To further explore the mechanism by which CacyBP/SIP promoted Saos-2 cell growth, the effects of silencing CacyBP/SIP expression on the cell cycle were investigated by flow cytometry. A total of 67.54±0.76% of shCacyBP/SIP cells were in the G₁ phase, compared with 61.32±0.69% of Ctrl cells (Fig. 3C and D; P<0.01). In addition, S phase distribution of Ctrl cells and shCacyBP/SIP cells were 17.18±0.16 and 10.82±1.01%, respectively (Fig. 3C and D; P<0.01). The results indicated that downregulation of CacyBP/SIP induced G₁/S phase cell cycle arrest.

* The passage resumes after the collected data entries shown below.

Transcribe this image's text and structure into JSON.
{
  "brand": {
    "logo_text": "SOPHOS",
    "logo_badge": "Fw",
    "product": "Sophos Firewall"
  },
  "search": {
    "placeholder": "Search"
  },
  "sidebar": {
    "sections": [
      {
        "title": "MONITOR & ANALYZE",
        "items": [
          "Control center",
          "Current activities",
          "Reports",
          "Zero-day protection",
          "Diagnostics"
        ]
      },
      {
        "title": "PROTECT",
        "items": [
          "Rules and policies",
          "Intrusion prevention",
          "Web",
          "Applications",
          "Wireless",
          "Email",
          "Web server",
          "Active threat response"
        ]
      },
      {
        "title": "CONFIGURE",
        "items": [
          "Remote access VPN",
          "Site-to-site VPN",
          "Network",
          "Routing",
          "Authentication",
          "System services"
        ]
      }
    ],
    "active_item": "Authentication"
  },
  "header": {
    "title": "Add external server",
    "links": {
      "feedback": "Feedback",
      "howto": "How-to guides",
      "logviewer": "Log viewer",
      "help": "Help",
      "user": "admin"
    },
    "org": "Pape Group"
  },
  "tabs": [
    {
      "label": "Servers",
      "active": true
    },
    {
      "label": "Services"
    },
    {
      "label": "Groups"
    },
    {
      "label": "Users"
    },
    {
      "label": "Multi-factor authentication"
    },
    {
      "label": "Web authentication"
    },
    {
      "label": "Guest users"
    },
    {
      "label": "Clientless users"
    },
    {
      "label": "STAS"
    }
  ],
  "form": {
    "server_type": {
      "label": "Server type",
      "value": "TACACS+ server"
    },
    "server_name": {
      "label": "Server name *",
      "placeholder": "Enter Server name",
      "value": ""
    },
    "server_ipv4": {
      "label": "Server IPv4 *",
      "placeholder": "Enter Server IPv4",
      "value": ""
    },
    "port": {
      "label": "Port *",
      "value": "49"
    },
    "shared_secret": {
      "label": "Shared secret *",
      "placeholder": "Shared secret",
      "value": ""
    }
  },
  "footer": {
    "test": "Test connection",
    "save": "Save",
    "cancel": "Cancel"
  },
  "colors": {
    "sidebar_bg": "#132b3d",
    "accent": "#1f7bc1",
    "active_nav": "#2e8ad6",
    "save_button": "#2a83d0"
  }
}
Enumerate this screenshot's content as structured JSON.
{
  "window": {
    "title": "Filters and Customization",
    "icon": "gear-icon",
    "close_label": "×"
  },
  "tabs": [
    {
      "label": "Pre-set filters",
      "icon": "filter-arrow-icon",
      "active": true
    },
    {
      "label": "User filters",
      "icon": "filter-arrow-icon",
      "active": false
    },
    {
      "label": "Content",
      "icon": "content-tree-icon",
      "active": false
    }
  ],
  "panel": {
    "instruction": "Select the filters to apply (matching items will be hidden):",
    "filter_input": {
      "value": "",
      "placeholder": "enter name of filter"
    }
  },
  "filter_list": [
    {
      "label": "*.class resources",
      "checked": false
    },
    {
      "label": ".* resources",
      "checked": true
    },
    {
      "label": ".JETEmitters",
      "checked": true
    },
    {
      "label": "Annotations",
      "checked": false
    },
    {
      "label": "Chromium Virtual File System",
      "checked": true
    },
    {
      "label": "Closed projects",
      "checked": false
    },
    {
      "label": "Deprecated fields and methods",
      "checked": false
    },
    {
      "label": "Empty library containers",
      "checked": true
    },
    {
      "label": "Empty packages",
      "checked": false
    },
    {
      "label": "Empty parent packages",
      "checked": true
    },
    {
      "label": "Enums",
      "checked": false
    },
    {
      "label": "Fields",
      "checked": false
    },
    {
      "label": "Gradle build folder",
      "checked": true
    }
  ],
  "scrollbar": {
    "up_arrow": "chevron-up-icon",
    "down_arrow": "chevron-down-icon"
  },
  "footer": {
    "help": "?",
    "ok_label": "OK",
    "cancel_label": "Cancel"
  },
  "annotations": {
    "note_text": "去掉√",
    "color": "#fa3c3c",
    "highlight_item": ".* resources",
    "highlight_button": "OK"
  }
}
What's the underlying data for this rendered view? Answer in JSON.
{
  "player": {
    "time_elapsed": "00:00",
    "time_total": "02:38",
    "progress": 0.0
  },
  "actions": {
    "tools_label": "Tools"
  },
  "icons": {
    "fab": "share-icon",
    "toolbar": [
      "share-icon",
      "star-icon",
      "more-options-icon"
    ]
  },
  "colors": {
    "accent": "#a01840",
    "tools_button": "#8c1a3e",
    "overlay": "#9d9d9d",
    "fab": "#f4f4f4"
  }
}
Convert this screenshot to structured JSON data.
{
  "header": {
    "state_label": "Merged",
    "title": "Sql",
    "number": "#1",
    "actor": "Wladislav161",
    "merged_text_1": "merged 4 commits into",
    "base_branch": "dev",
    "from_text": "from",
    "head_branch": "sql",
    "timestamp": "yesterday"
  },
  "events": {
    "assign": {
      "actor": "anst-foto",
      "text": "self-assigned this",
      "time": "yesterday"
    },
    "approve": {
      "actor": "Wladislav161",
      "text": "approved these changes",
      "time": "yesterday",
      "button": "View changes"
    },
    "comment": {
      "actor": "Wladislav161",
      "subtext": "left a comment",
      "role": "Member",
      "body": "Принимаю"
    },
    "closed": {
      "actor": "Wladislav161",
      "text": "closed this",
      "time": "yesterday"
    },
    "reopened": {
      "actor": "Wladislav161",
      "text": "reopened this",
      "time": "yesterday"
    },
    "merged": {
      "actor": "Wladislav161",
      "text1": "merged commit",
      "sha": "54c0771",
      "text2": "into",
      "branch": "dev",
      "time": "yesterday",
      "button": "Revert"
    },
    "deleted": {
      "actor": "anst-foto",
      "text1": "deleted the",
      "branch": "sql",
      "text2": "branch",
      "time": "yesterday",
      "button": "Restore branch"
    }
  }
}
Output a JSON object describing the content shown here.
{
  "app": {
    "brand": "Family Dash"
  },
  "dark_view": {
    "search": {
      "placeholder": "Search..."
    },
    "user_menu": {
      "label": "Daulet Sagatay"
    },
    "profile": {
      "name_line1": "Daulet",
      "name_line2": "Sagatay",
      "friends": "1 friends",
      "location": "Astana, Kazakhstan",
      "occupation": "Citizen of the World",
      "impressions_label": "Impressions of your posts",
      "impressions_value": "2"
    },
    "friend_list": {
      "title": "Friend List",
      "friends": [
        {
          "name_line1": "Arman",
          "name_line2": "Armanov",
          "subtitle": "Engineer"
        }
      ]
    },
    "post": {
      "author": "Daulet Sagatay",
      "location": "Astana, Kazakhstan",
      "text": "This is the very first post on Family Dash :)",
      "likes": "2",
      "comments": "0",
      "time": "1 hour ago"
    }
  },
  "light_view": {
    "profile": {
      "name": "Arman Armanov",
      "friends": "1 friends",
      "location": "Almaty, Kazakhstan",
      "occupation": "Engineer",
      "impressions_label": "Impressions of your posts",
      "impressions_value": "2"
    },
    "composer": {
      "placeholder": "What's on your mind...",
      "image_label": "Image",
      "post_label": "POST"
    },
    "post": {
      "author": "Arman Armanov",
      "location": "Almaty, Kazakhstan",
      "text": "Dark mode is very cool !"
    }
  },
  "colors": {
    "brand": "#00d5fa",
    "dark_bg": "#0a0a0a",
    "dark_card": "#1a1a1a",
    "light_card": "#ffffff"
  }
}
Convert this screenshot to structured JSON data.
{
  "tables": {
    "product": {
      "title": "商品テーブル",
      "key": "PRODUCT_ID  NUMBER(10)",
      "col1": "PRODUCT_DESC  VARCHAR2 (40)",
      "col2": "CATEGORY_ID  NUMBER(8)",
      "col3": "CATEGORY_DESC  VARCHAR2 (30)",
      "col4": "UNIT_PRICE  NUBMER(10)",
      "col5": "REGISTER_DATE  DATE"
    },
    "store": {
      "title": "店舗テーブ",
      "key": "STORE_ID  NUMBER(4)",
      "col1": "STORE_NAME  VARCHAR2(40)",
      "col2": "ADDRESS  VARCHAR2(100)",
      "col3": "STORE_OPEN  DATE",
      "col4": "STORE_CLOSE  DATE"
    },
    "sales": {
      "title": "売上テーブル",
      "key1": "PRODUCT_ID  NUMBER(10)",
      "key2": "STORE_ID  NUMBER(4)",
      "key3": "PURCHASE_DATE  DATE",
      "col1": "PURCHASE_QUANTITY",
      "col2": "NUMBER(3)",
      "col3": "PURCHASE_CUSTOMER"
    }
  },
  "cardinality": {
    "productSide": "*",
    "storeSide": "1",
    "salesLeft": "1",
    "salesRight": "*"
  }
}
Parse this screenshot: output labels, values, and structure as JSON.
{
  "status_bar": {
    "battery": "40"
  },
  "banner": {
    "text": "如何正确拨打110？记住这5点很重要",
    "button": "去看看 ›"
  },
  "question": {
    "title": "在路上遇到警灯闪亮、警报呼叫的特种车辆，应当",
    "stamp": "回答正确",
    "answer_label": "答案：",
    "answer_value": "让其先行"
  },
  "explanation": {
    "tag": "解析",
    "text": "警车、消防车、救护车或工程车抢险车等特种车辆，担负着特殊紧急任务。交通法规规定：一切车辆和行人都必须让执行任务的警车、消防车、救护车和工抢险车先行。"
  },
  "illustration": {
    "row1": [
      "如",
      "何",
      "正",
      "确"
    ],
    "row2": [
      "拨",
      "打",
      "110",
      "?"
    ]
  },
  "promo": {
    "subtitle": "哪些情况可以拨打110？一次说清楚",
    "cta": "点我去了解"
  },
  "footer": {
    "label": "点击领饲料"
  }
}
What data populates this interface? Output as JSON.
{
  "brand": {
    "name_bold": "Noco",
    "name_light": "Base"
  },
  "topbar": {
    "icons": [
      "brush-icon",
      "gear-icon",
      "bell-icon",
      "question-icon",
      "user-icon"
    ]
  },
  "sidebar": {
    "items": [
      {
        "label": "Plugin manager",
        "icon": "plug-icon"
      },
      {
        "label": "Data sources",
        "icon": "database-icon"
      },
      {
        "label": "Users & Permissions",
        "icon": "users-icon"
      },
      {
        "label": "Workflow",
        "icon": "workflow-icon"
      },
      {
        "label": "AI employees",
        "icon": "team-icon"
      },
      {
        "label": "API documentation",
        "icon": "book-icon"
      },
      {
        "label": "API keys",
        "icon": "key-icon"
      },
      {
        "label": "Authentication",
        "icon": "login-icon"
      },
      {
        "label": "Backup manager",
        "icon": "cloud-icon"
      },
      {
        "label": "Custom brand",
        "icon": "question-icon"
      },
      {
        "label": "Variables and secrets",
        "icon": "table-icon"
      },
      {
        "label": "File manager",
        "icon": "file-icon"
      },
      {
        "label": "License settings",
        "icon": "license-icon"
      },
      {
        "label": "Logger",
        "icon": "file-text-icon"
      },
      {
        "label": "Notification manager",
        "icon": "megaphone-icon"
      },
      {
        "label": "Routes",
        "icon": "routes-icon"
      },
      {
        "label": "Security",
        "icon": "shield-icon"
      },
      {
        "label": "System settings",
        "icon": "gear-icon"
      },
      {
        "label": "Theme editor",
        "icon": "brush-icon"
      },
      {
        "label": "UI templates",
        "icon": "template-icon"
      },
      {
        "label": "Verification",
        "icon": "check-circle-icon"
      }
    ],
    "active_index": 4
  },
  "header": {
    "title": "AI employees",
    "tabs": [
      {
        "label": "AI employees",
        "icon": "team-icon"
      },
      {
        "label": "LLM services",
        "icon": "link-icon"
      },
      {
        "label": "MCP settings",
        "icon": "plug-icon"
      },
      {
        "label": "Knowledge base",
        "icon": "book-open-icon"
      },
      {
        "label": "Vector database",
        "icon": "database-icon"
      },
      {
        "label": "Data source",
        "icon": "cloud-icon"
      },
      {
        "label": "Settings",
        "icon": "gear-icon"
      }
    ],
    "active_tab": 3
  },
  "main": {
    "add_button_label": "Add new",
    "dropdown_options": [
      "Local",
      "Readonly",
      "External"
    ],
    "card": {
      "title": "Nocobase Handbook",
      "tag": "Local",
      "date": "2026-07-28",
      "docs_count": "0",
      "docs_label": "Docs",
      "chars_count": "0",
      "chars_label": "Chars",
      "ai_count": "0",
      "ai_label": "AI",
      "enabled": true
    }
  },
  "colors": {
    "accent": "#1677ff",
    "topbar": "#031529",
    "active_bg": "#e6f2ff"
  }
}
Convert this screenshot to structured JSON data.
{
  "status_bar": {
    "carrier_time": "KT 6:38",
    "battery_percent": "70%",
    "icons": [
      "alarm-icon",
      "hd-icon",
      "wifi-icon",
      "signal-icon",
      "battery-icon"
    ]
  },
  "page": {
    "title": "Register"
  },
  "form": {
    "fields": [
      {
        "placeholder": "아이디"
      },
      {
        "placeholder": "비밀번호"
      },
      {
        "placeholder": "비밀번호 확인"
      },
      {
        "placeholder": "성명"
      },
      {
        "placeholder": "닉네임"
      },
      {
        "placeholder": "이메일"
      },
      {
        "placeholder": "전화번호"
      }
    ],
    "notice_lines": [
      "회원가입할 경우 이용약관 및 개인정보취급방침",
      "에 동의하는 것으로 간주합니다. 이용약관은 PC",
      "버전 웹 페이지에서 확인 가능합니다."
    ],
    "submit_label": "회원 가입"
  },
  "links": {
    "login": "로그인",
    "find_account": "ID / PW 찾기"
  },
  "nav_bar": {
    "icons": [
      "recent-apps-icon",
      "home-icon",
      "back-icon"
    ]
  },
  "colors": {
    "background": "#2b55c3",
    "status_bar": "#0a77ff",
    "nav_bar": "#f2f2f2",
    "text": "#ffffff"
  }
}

Next, the levels of key proteins involved in the intracellular mechanisms of the cell cycle and apoptosis were evaluated. The data demonstrated that knockdown of CacyBP/SIP protein was associated with an increase in p21 levels and a decrease in CDK2, CDK4, cyclin D and cyclin E levels (P<0.01; Fig. 4), indicating that CacyBP/SIP arrested the process of cell cycle G₁ to S phase transition. Knockdown of CacyBP/SIP resulted in an increase of Bax (P<0.01; Fig. 4), and decrease of Bcl-2 (P<0.05; Fig. 4), which are two key regulators in the apoptosis process. The results demonstrated that CDK/cyclin/P21 axis and Bcl-2/Bax axis were activated by CacyBP/SIP.

Patients with high CacyBP/SIP mRNA levels demonstrated worse prognosis compared with patients with low CacyBP/SIP mRNA levels, from both the disease free survival (Fig. 5A) and overall survival (Fig. 5B) data. The results demonstrated that CacyBP/SIP had a tumor-driving role in TCGA samples.